At the age of 8, she sang a cavatina from Belisario by Gaetano Donizetti with great success, and went on to study at the Conservatorio Nacional de Música in Mexico City.
Accompanied by her father, and financed by a wealthy patron, Santiago de la Vega, she then went on to study singing in Italy under Leopardi.
She sang Bellini's La sonnambula before King Victor Emmanuel II of Italy at the Teatro Regio in Turin where she received 32 curtain calls.

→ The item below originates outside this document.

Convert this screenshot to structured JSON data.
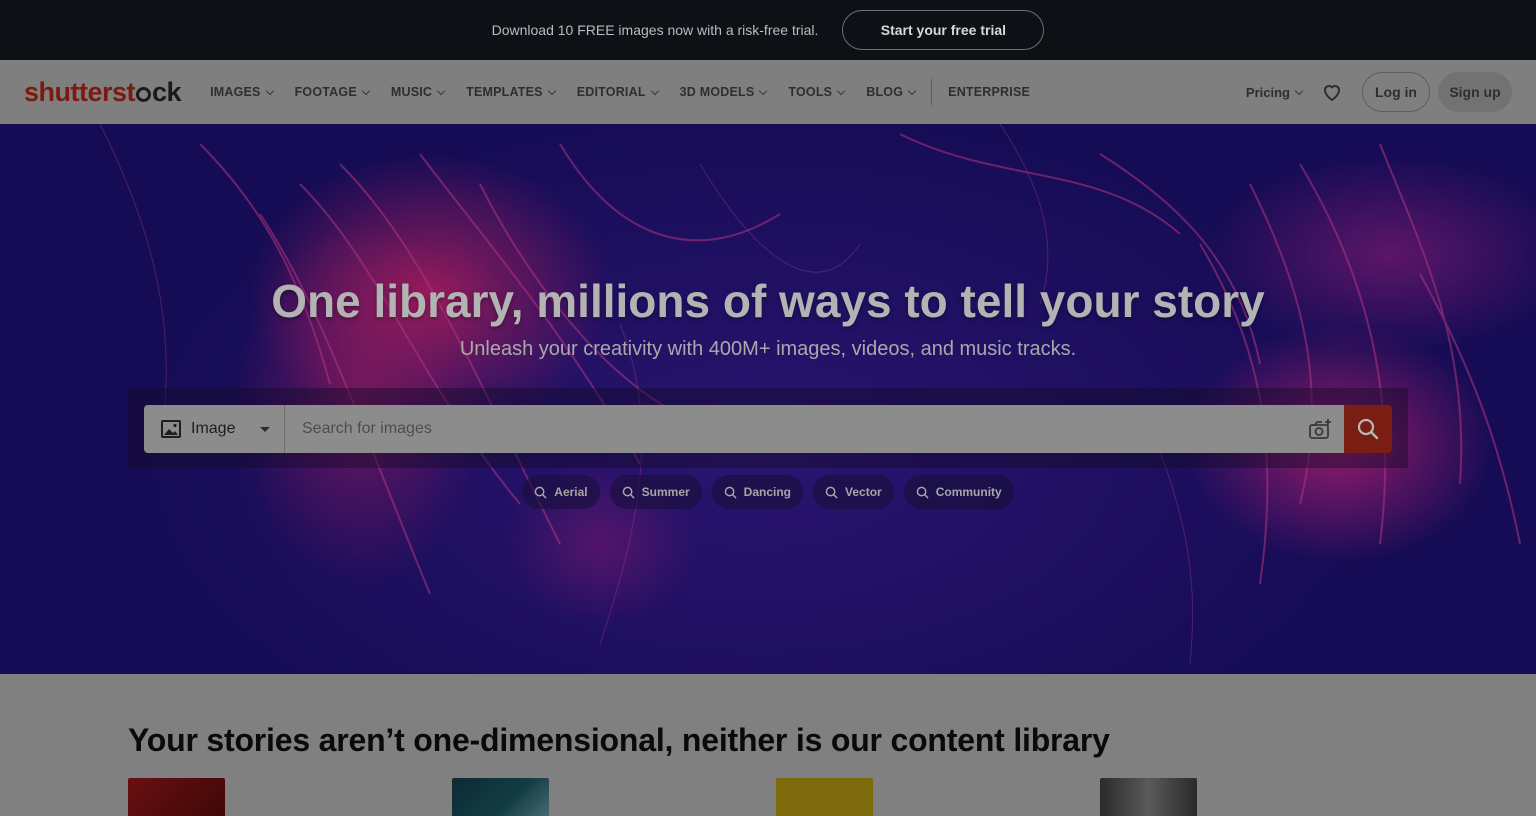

Between 1863 and 1864, she sang in the opera houses of Rome, Florence, Bologna, Genoa, Naples, Lisbon, Madrid, Barcelona, St. Petersburg, Alexandria, and Cairo.
It was in La Paz that she sang for the last time on stage – the title role in Maria di Rohan – with the performance taking place in a theatre improvised from a disused sand pit.
A Mazatlán opera-lover and journalist, who watched Peralta rehearsing in the Teatro Rubio on 22 August 1883, wrote in his diary: She is a woman with an agreeable presence, slightly obese, with bulging but very lively eyes.
She has a wonderful voice that produces notes from the very highest to the lowest with astounding ease; she sang several variations with such delicate notes, like the trill of a goldfinch...[6]Peralta's wide-ranging repertoire included: Leonora in Il trovatore, Violetta in La traviata; Elvira in I puritani; Marie in La fille du régiment; Amina in La sonnambula; Adina in L'elisir d'amore; and the title roles in Aida, Dinorah, Linda di Chamounix, Maria di Rohan, Lucia di Lammermoor, and Norma.
She also created the leading female roles in three operas by Mexican composers: Ildegonda (1866) and Gino Corsini (1877) by Melesio Morales, and Guatimotzin (1871) by Aniceto Ortega del Villar.